KEETMANSHOOP – Hilma Nicanor, the councillor for Keetmanshoop Urban Constituency in //Karas wants government to introduce a constituency development fund to facilitate projects at constituency level.
Nicanor, whose office still expects N$12.7 mllion in funding from the Ministry of Fisheries and Marine Resouces and from the Ministry of Gender Equality and Child Welfare believes that such a fund, once implemented, will speed up and/or ensure the implementation of developmental projects targeting unemployment and poverty alleviation, as well as the reduction of crime.
The funds budgeted for the current financial year are supposed to be used for the upgrading of the Keetmanshoop Fonteintjie fish farm for N$7 million as well as for the planned recreational centre to cost N$5.7million.

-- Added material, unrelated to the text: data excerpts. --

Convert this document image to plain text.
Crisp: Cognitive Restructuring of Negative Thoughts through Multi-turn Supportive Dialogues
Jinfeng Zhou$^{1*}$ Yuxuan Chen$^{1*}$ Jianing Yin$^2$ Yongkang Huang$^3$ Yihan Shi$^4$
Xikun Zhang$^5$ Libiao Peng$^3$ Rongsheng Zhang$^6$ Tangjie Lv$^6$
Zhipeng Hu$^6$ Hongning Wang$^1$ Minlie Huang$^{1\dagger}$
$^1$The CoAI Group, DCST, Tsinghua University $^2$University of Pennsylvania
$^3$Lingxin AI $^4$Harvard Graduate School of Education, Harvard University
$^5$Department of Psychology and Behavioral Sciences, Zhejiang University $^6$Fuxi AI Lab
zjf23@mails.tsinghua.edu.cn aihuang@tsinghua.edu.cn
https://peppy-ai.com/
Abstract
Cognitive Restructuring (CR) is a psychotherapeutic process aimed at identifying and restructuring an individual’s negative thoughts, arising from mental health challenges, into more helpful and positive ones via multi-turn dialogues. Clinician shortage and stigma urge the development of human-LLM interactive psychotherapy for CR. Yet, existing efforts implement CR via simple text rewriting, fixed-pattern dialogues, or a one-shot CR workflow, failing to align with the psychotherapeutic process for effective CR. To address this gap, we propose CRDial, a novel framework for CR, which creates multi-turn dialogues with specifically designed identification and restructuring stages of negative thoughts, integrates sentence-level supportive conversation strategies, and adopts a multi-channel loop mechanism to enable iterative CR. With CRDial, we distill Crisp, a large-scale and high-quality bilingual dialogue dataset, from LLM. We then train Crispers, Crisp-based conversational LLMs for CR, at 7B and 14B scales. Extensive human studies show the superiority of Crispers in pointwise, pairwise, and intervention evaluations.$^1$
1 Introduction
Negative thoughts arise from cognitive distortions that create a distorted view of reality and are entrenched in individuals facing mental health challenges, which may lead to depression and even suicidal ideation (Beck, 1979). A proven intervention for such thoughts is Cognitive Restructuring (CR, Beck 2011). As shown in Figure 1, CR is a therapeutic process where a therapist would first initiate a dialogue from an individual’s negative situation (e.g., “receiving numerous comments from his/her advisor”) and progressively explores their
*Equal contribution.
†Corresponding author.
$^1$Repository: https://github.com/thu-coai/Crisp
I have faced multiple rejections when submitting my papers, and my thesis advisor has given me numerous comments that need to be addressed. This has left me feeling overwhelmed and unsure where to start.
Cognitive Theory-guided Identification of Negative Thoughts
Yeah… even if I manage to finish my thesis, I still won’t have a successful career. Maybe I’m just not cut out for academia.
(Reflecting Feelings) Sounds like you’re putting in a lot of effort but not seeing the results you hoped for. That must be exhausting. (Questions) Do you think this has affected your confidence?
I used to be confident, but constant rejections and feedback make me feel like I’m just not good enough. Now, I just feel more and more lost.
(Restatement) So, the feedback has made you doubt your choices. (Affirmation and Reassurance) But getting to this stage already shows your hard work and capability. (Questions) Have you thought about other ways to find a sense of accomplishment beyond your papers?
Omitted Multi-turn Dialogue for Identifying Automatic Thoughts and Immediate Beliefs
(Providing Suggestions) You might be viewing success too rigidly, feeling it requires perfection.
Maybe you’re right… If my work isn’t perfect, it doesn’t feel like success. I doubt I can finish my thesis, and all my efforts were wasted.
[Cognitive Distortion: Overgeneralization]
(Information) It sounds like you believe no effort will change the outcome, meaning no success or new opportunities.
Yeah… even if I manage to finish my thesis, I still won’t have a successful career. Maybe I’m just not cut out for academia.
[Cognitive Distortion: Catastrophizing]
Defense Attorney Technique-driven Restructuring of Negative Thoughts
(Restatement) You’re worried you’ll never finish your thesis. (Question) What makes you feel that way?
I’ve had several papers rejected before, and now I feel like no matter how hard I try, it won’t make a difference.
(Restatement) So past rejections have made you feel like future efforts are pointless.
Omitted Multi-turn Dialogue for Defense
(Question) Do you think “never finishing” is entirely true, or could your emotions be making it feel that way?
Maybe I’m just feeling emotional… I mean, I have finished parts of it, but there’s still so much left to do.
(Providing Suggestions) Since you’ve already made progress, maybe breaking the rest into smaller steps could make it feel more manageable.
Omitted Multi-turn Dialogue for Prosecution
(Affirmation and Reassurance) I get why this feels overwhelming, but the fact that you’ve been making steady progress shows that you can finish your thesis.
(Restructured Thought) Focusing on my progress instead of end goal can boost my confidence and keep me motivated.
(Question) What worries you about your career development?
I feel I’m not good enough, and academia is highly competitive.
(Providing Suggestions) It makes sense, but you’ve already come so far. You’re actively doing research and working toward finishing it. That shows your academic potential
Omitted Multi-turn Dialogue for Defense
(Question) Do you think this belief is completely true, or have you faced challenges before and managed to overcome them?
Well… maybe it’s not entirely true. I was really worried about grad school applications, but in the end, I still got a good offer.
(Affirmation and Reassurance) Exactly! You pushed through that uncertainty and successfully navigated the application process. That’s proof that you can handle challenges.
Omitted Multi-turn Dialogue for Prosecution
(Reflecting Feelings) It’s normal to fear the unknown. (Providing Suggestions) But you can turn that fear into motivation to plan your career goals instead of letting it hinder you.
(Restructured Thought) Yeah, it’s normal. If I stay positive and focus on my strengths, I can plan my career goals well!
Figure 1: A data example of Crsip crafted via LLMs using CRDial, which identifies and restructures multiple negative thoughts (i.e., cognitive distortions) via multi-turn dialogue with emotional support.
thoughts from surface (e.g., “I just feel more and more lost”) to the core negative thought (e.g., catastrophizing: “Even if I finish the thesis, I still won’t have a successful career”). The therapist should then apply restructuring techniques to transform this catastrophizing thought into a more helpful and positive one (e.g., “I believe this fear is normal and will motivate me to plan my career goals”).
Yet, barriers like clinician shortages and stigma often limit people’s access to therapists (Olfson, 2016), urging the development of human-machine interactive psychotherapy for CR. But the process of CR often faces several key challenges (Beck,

Nicanor said: “The recreational centre will look at positive services for young people. They do not really have things to do and we always say the youth are keeping themselves busy with unbecoming behaviour but we often fail to provide an alternative. With this centre we want to offer an alternative, but the delay in the transfer of funds to regions continues to be a problem.”

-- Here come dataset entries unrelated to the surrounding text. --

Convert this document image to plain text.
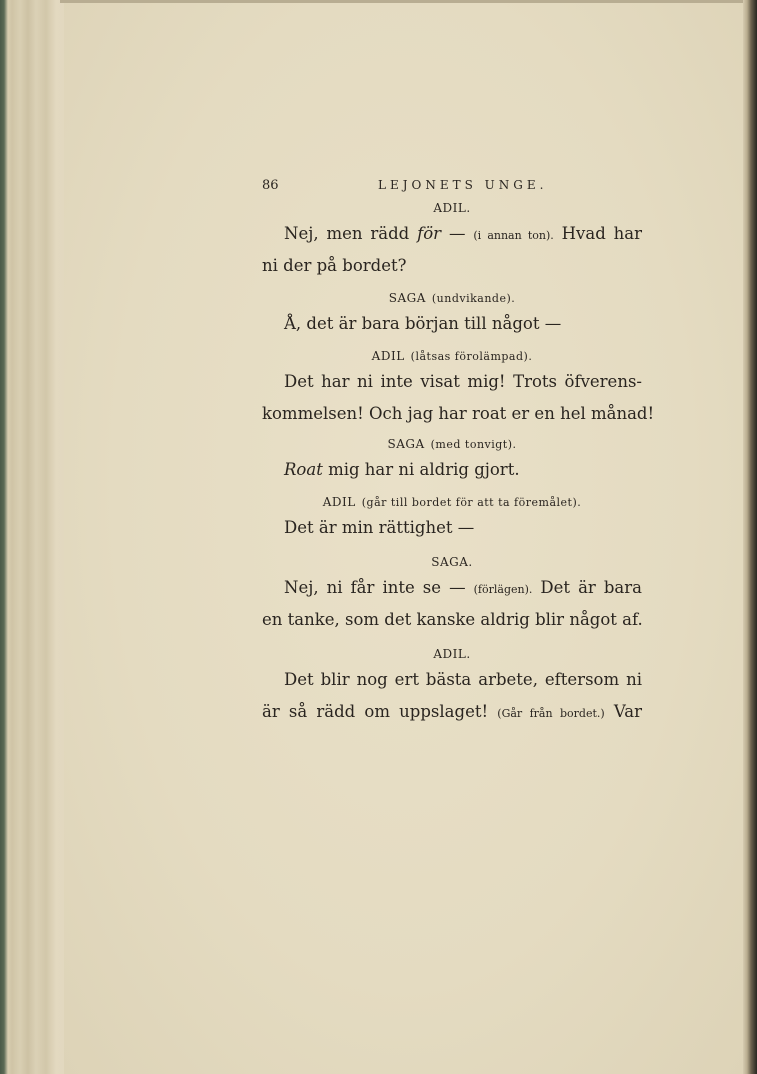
86	LEJONETS UNGE.
ADIL.
Nej, men rädd för — (i annan ton). Hvad har
ni der på bordet?
SAGA (undvikande).
Å, det är bara början till något —
ADIL (låtsas förolämpad).
Det har ni inte visat mig! Trots öfverens-
kommelsen! Och jag har roat er en hel månad!
SAGA (med tonvigt).
Roat mig har ni aldrig gjort.
ADIL (går till bordet för att ta föremålet).
Det är min rättighet —
SAGA.
Nej, ni får inte se — (förlägen). Det är bara
en tanke, som det kanske aldrig blir något af.
ADIL.
Det blir nog ert bästa arbete, eftersom ni
är så rädd om uppslaget! (Går från bordet.) Var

Nicanor, however, shrugged off suggestions that the fund could be affected by corrupt elements saying that the same policies in place with central government bookkeeping should be in place for the fund.

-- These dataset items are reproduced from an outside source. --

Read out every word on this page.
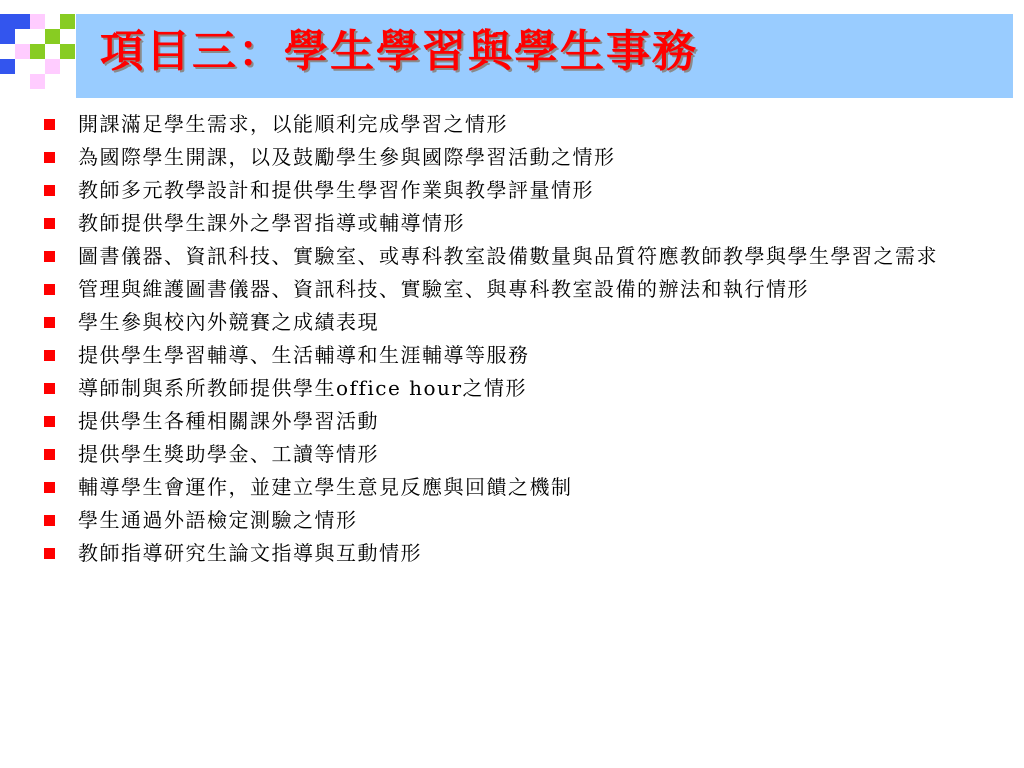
項目三：學生學習與學生事務
開課滿足學生需求，以能順利完成學習之情形
為國際學生開課，以及鼓勵學生參與國際學習活動之情形
教師多元教學設計和提供學生學習作業與教學評量情形
教師提供學生課外之學習指導或輔導情形
圖書儀器、資訊科技、實驗室、或專科教室設備數量與品質符應教師教學與學生學習之需求
管理與維護圖書儀器、資訊科技、實驗室、與專科教室設備的辦法和執行情形
學生參與校內外競賽之成績表現
提供學生學習輔導、生活輔導和生涯輔導等服務
導師制與系所教師提供學生office hour之情形
提供學生各種相關課外學習活動
提供學生獎助學金、工讀等情形
輔導學生會運作，並建立學生意見反應與回饋之機制
學生通過外語檢定測驗之情形
教師指導研究生論文指導與互動情形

“Regional level government is just another level of government. We are not autonomous and will still report and adhere to the laws and regulations of the central government,” she emphasised.
However, according to a Budget Brief written in 2010 by Albert van Zyl for the International Budget Partnership, constituency development funds have a negative impact on accountability and service delivery, a situation that most poor countries cannot afford.
However, it pointed out that it can be helpful to ensure project delivery in the fact of ineffective and corrupt local government structures, as well as to bypass central bureaucracies and channel funding directly to community level.
Namibia has been confronted with a good dose of uncompleted projects because of line ministries’ under-spending which has run well into N$1.2 billion in the last financial year.
Recent media reports indicated that by the end of the last financial year some ministries were still left with millions in their coffers with most of their develoment activities hanging in mid-air because of maladministration.
Some of the under-spenders are the Ministry of Finance, which returned N$470 million, the Ministry of Works and Transport, which returned N$280 million and the Ministry of Agriculture, Water and Forestry, which failed to use N$152 million. The Ministry of Youth, National Service, Sport and Culture did not use N$51 million while Labour and Social Welfare and the Ministry of Environment and Tourism failed to utilise N$48.3 million each.